Jens Bartsch - Buchhandlung Goltsteinstraße in Köln
Aufgrund der Entwicklung durch die mehr und mehr zunehmende Oligopolisierung (Amazon, Thalia ...) und deren Konditionsgebaren nehme ich jedoch wahr, dass für die restlichen Teilnehmer der drei Sparten aktuell wenig oder kein Spielraum für Veränderungen mehr gegeben ist.
Meiner Meinung nach (um die Formulierungshilfen erneut zu bemühen) braucht es drastische Maßnahmen, damit es einen breit aufgestellten Buchhandel auch in Zukunft gibt.
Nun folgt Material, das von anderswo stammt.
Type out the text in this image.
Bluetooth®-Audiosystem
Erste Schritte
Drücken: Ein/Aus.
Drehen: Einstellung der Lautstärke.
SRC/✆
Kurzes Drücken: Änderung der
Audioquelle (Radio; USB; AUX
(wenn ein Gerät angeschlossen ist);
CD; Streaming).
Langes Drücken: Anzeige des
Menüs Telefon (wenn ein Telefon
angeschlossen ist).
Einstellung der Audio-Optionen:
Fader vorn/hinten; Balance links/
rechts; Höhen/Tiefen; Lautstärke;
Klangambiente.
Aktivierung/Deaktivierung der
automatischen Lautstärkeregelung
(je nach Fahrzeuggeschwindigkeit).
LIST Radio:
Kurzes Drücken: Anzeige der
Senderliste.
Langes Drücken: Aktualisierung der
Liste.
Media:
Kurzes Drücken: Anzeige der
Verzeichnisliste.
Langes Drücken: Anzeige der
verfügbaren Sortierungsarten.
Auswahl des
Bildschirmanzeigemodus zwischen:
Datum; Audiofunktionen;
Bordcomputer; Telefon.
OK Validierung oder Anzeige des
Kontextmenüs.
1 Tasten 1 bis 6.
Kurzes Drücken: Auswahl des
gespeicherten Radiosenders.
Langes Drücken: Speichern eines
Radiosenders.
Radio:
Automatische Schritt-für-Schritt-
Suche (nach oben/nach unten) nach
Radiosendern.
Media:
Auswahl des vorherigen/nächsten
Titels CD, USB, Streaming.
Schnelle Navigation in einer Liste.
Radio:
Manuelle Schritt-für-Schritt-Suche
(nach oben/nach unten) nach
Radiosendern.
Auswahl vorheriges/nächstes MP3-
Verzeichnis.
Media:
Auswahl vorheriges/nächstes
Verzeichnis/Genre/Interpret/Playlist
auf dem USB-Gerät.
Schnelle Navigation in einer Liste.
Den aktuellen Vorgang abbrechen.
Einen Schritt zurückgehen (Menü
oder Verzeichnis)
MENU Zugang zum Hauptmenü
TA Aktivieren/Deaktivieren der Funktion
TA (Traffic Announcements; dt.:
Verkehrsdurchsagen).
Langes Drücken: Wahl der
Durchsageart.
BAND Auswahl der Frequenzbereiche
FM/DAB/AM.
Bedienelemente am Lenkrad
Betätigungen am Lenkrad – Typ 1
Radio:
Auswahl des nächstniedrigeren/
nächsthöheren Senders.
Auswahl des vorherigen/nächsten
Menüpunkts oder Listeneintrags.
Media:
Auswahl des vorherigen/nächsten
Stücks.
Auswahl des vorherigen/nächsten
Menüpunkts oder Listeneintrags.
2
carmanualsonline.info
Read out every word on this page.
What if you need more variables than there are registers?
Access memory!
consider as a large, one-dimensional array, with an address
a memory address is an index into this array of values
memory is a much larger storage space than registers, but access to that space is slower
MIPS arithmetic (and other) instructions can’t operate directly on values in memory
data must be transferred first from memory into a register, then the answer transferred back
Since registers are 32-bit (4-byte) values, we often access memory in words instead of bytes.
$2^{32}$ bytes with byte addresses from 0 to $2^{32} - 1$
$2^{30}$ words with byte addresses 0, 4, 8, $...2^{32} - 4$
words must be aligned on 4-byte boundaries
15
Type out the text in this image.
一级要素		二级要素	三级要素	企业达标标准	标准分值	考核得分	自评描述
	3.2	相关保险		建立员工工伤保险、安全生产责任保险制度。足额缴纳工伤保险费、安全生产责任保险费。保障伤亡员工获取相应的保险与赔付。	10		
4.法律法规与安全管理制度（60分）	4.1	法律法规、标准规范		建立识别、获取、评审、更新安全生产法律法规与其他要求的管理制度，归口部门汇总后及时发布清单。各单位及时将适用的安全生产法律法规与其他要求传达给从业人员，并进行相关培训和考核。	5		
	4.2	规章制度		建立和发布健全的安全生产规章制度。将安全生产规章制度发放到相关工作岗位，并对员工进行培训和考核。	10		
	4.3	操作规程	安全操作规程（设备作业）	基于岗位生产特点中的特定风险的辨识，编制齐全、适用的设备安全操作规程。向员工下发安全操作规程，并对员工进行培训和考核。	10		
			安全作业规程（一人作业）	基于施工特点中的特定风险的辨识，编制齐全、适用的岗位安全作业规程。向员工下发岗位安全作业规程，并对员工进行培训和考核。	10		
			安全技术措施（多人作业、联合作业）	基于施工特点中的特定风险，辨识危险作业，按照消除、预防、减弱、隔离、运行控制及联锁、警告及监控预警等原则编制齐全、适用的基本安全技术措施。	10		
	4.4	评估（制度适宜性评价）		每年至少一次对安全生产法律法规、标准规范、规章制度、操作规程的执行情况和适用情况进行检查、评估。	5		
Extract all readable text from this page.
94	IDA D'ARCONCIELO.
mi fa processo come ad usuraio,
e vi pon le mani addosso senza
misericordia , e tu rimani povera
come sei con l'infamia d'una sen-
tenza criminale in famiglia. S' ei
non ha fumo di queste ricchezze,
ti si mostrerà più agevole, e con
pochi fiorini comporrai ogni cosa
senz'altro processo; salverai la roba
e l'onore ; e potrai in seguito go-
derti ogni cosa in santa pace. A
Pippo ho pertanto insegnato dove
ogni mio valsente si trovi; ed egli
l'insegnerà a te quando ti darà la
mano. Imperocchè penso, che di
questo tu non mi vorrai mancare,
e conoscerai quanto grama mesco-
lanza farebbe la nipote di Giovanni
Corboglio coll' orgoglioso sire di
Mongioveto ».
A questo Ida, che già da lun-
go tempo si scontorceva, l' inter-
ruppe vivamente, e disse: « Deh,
Nun spielt der Buchhandel kartellrechtlich sowieso schon mit dem gebundenen Verkaufspreis eine Sonderrolle - aus Sicht vieler Buchhandlungen wäre es doch wünschenswert, hier eine Änderung der Gesetzgebung gemeinsam anzustreben, so dass die Verlage neben dem Verkaufspreis auch einen gebundenen Einkaufspreis und somit (indirekt) einen einheitlichen Rabatt festlegen. Somit
würden gleiche Konditionen für alle zum Zuge kommen (Barssortimente an dieser Stelle mal ausgeklammert), was gerade den kleineren und mittleren Buchhandlungen zu Gute kommen würde. Und wenn man schon das Thema anpacken würde, macht es aus Sicht eben dieser Buchhandlungen nicht Sinn, in diesem Zuge Sondervergünstigungen wie Werbekostenzuschüsse, Partie- oder Freiexemplare... zu unterbinden und eine einheitliche Lösung für die Versandkosten anzustreben (bspw. generell portofreie Lieferung)? Die Verlage könnten dem Konditionsdruck der Oligopole mit Verweis auf eine entsprechende Gesetzgebung dann eine klare Absage erteilen.
Dürfte sich der Börsenverein sich für eine Änderung des Buchpreisbindungsgesetz stark machen, um den Buchhandel auf Dauer in seiner Vielfalt zu erhalten und so der gesamten Branche zu nutzen?